この構成によれば、オーバーヒートを抑制することができる。
また、冷却装置66は、作動油によって冷却ファン61を回転させる油圧モータ60と、油圧モータ60の入側及び出側に接続されたバイパス油路74と、バイパス油路74に流れる作動油の流量を調節する油圧調整部64とを有し、油圧調整部64によって作動油の流量を調節することで、ファン目標回転数を変更する。
また、本実施形態の作業機1は、原動機(エンジン6)と、原動機6の動力により駆動される油圧ポンプP2と、原動機6の動力及び油圧ポンプP2から吐出した作動油のいずれかで回転する冷却ファン61を有する冷却装置66と、原動機6の実際の回転数である原動機実回転数が閾値回転数(回転数A)よりも低下した場合に冷却ファン61の目標回転数であるファン目標回転数を減少させる減少制御を行い、且つ、減少制御後にファン目標回転数を復帰させる復帰制御を行う制御装置51と、制御装置51に、原動機6の目標回転数である原動機目標回転数(エンジン目標回転数F)を指示する操作信号を出力する原動機回転設定部材25bと、を備え、制御装置51は、原動機回転設定部材25bで指示された指示回転数である原動機指示回転数に基づいて原動機目標回転数を制御すると共に、原動機指示回転数の変化に応じて閾値回転数を変化させる。

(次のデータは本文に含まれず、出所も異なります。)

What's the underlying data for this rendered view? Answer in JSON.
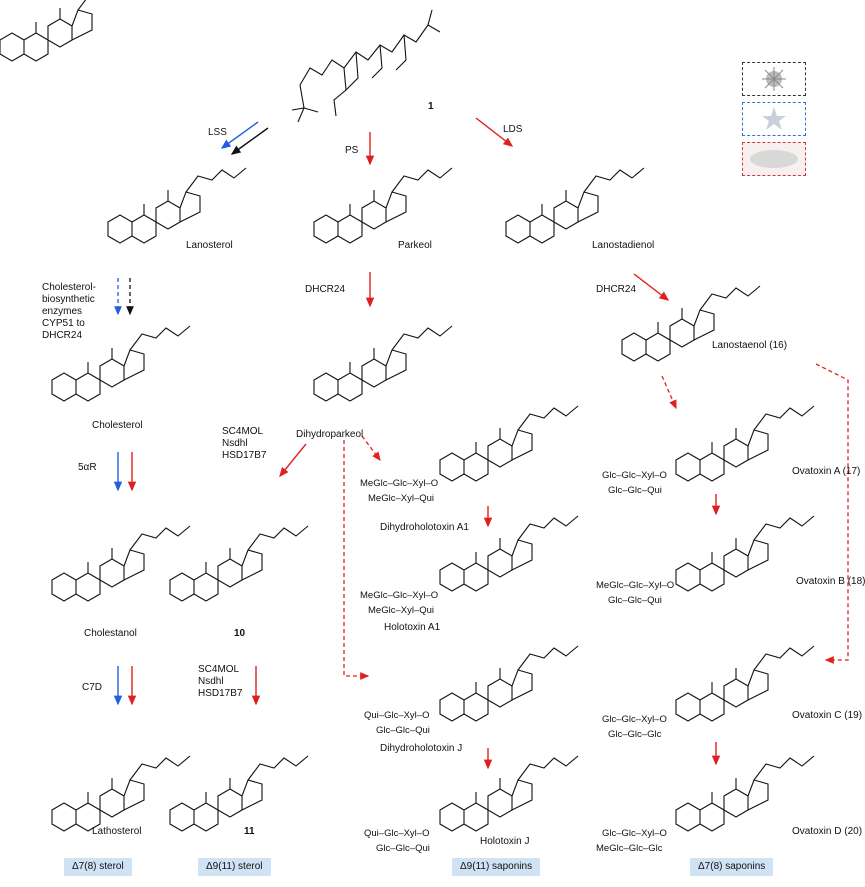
{
  "compound_1": "1",
  "enzymes": {
    "lss": "LSS",
    "ps": "PS",
    "lds": "LDS",
    "dhcr24_a": "DHCR24",
    "dhcr24_b": "DHCR24",
    "chol_enzymes": "Cholesterol-biosynthetic enzymes CYP51 to DHCR24",
    "sc4_a": "SC4MOL\nNsdhl\nHSD17B7",
    "sc4_b": "SC4MOL\nNsdhl\nHSD17B7",
    "five_ar": "5αR",
    "c7d": "C7D"
  },
  "compounds": {
    "lanosterol": "Lanosterol",
    "parkeol": "Parkeol",
    "lanostadienol": "Lanostadienol",
    "cholesterol": "Cholesterol",
    "dihydroparkeol": "Dihydroparkeol",
    "lanostaenol": "Lanostaenol (16)",
    "cholestanol": "Cholestanol",
    "c10": "10",
    "lathosterol": "Lathosterol",
    "c11": "11",
    "dh_holotoxin_a1": "Dihydroholotoxin A1",
    "holotoxin_a1": "Holotoxin A1",
    "dh_holotoxin_j": "Dihydroholotoxin J",
    "holotoxin_j": "Holotoxin J",
    "ovatoxin_a": "Ovatoxin A (17)",
    "ovatoxin_b": "Ovatoxin B (18)",
    "ovatoxin_c": "Ovatoxin C (19)",
    "ovatoxin_d": "Ovatoxin D (20)"
  },
  "sugars": {
    "dha1_top": "MeGlc–Glc–Xyl–O",
    "dha1_bot": "MeGlc–Xyl–Qui",
    "ha1_top": "MeGlc–Glc–Xyl–O",
    "ha1_bot": "MeGlc–Xyl–Qui",
    "dhj_top": "Qui–Glc–Xyl–O",
    "dhj_bot": "Glc–Glc–Qui",
    "hj_top": "Qui–Glc–Xyl–O",
    "hj_bot": "Glc–Glc–Qui",
    "ova_a_top": "Glc–Glc–Xyl–O",
    "ova_a_bot": "Glc–Glc–Qui",
    "ova_b_top": "MeGlc–Glc–Xyl–O",
    "ova_b_bot": "Glc–Glc–Qui",
    "ova_c_top": "Glc–Glc–Xyl–O",
    "ova_c_bot": "Glc–Glc–Glc",
    "ova_d_top": "Glc–Glc–Xyl–O",
    "ova_d_bot": "MeGlc–Glc–Glc"
  },
  "categories": {
    "d78_sterol": "Δ7(8) sterol",
    "d911_sterol": "Δ9(11) sterol",
    "d911_saponins": "Δ9(11) saponins",
    "d78_saponins": "Δ7(8) saponins"
  },
  "colors": {
    "red": "#e02020",
    "blue": "#2060e0",
    "black": "#111111",
    "badge": "#cfe3f5"
  }
}
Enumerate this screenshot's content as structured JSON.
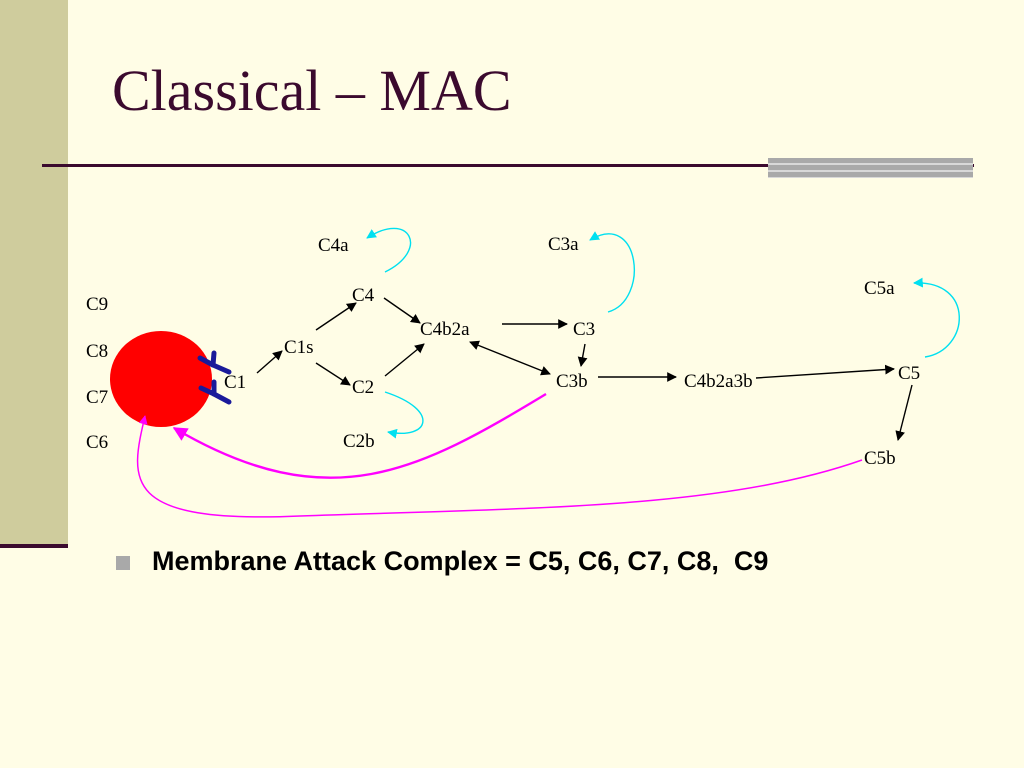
{
  "slide": {
    "title": "Classical – MAC",
    "bullet": "Membrane Attack Complex = C5, C6, C7, C8,  C9"
  },
  "diagram": {
    "mac_components": [
      "C9",
      "C8",
      "C7",
      "C6"
    ],
    "nodes": {
      "c1": "C1",
      "c1s": "C1s",
      "c4": "C4",
      "c4a": "C4a",
      "c2": "C2",
      "c2b": "C2b",
      "c4b2a": "C4b2a",
      "c3": "C3",
      "c3a": "C3a",
      "c3b": "C3b",
      "c4b2a3b": "C4b2a3b",
      "c5": "C5",
      "c5a": "C5a",
      "c5b": "C5b"
    }
  },
  "colors": {
    "title": "#3B0A2E",
    "background": "#FFFDE6",
    "cell": "#FF0000",
    "antibody": "#1A1A9A",
    "cleavage_arrow": "#00E0F0",
    "attack_arrow": "#FF00FF"
  }
}
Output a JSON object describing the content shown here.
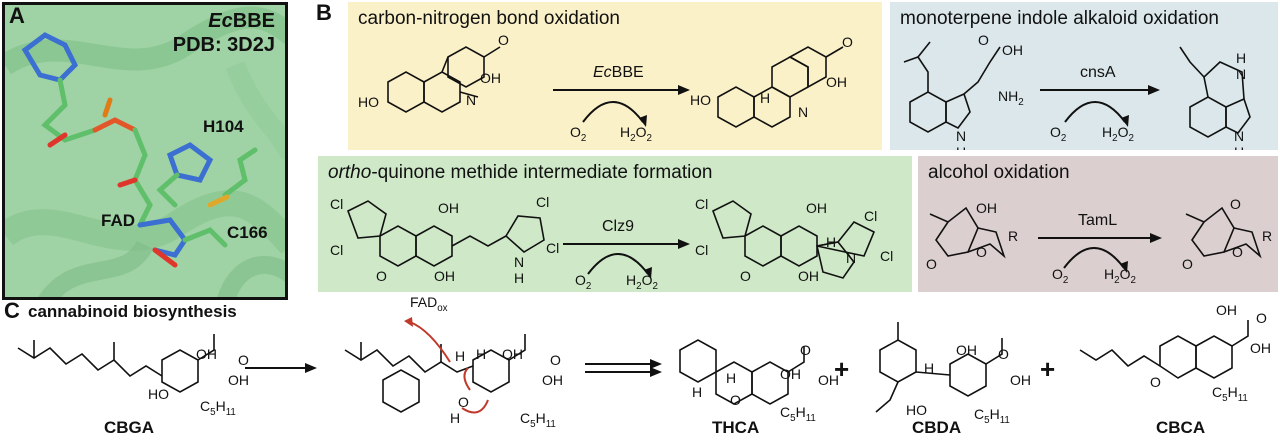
{
  "panel_a": {
    "letter": "A",
    "title_line1_italic": "Ec",
    "title_line1_rest": "BBE",
    "title_line2": "PDB: 3D2J",
    "label_h104": "H104",
    "label_fad": "FAD",
    "label_c166": "C166"
  },
  "panel_b": {
    "letter": "B",
    "box1": {
      "title": "carbon-nitrogen bond oxidation",
      "enzyme_italic": "Ec",
      "enzyme_rest": "BBE",
      "reagent_in": "O",
      "reagent_out": "H",
      "reagent_out2": "O"
    },
    "box2": {
      "title": "monoterpene indole alkaloid oxidation",
      "enzyme": "cnsA",
      "reagent_in": "O",
      "reagent_out": "H",
      "reagent_out2": "O"
    },
    "box3": {
      "title_italic": "ortho",
      "title_rest": "-quinone methide intermediate formation",
      "enzyme": "Clz9",
      "reagent_in": "O",
      "reagent_out": "H",
      "reagent_out2": "O"
    },
    "box4": {
      "title": "alcohol oxidation",
      "enzyme": "TamL",
      "reagent_in": "O",
      "reagent_out": "H",
      "reagent_out2": "O"
    }
  },
  "panel_c": {
    "letter": "C",
    "title": "cannabinoid biosynthesis",
    "compounds": [
      "CBGA",
      "THCA",
      "CBDA",
      "CBCA"
    ],
    "fad_label": "FAD",
    "fad_sub": "ox",
    "plus": "+"
  },
  "atoms": {
    "o": "O",
    "oh": "OH",
    "ho": "HO",
    "h": "H",
    "n": "N",
    "nh": "NH",
    "nh2": "NH",
    "cl": "Cl",
    "r": "R",
    "c5h11": "C"
  },
  "colors": {
    "yellow": "#fbf1c8",
    "blue": "#dbe7ea",
    "green": "#cfe9c8",
    "mauve": "#dccfcf",
    "protein": "#9fd2a4",
    "arrow_red": "#c0392b"
  }
}
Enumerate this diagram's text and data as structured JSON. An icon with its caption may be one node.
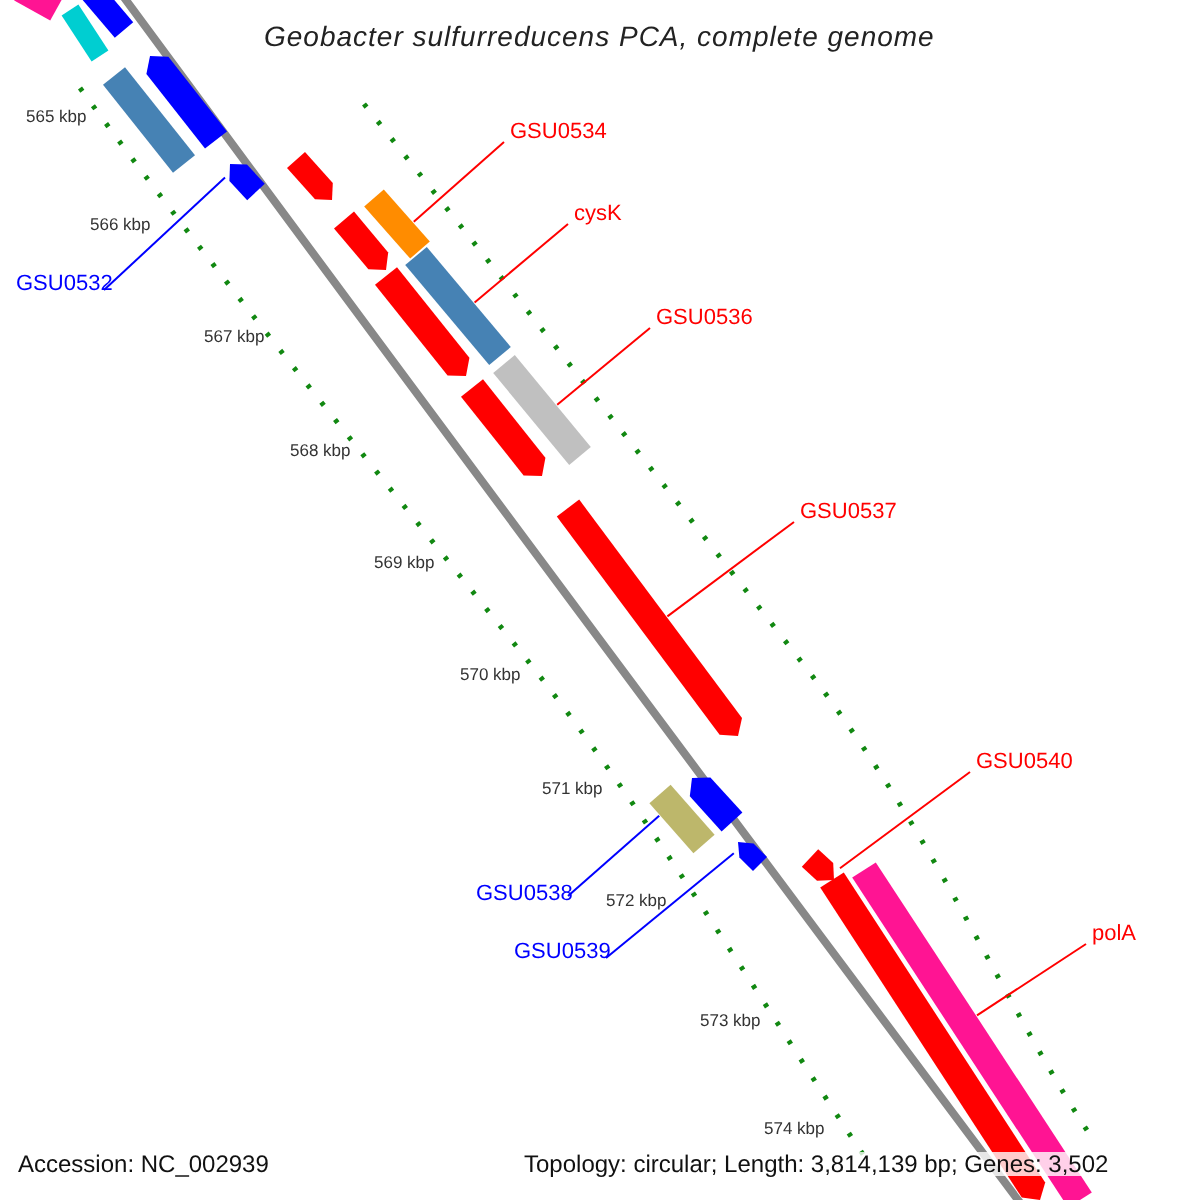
{
  "diagram": {
    "title": "Geobacter sulfurreducens PCA, complete genome",
    "nodes": [
      {
        "text": [
          "GSU0534"
        ]
      },
      {
        "text": [
          "cysK"
        ]
      },
      {
        "text": [
          "GSU0532"
        ]
      },
      {
        "text": [
          "GSU0536"
        ]
      },
      {
        "text": [
          "GSU0537"
        ]
      },
      {
        "text": [
          "GSU0540"
        ]
      },
      {
        "text": [
          "GSU0538"
        ]
      },
      {
        "text": [
          "polA"
        ]
      },
      {
        "text": [
          "GSU0539"
        ]
      },
      {
        "text": [],
        "shape": "bar"
      },
      {
        "text": [],
        "shape": "bar"
      },
      {
        "text": [],
        "shape": "bar"
      },
      {
        "text": [],
        "shape": "bar"
      },
      {
        "text": [],
        "shape": "bar"
      },
      {
        "text": [],
        "shape": "bar"
      },
      {
        "text": [],
        "shape": "bar"
      },
      {
        "text": [],
        "shape": "bar"
      },
      {
        "text": [],
        "shape": "bar"
      },
      {
        "text": [],
        "shape": "bar"
      },
      {
        "text": [],
        "shape": "bar"
      },
      {
        "text": [],
        "shape": "bar"
      },
      {
        "text": [],
        "shape": "bar"
      },
      {
        "text": [],
        "shape": "bar"
      },
      {
        "text": [],
        "shape": "bar"
      },
      {
        "text": [],
        "shape": "bar"
      },
      {
        "text": [],
        "shape": "bar"
      },
      {
        "text": [],
        "shape": "bar"
      },
      {
        "text": [],
        "shape": "bar"
      },
      {
        "text": [],
        "shape": "bar"
      }
    ],
    "edges": [
      {
        "from": 0,
        "to": 16,
        "arrow": "none"
      },
      {
        "from": 1,
        "to": 18,
        "arrow": "none"
      },
      {
        "from": 2,
        "to": 14,
        "arrow": "none",
        "color": "#0000ff"
      },
      {
        "from": 3,
        "to": 20,
        "arrow": "none"
      },
      {
        "from": 4,
        "to": 22,
        "arrow": "none"
      },
      {
        "from": 5,
        "to": 26,
        "arrow": "none"
      },
      {
        "from": 6,
        "to": 23,
        "arrow": "none",
        "color": "#0000ff"
      },
      {
        "from": 7,
        "to": 28,
        "arrow": "none"
      },
      {
        "from": 8,
        "to": 25,
        "arrow": "none",
        "color": "#0000ff"
      }
    ],
    "labels": [
      "565 kbp",
      "566 kbp",
      "567 kbp",
      "568 kbp",
      "569 kbp",
      "570 kbp",
      "571 kbp",
      "572 kbp",
      "573 kbp",
      "574 kbp",
      "Accession: NC_002939",
      "Topology: circular; Length: 3,814,139 bp; Genes: 3,502"
    ]
  }
}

また、原動機指示回転数の変化に応じて閾値回転数を変化させることで、原動機指示回転数が高い時と低い時の性能を両立させることができる。
この構成によれば、原動機指示回転数の変化に応じて閾値回転数を最適な値に変化させることができる。
また、制御装置51は、閾値回転数と原動機目標回転数との間に複数の復帰原動機実回転数(回転数B~回転数E)を設定し、複数の復帰原動機実回転数のうちの最小回転数(回転数B)から順にファン目標回転数を段階状に上げる復帰制御を行い、且つ複数の復帰原動機実回転数のうちの最大回転数(回転数E)と閾値回転数との差を固定値として最大回転数と原動機目標回転数との差を原動機指示回転数の変化に応じて変化させる。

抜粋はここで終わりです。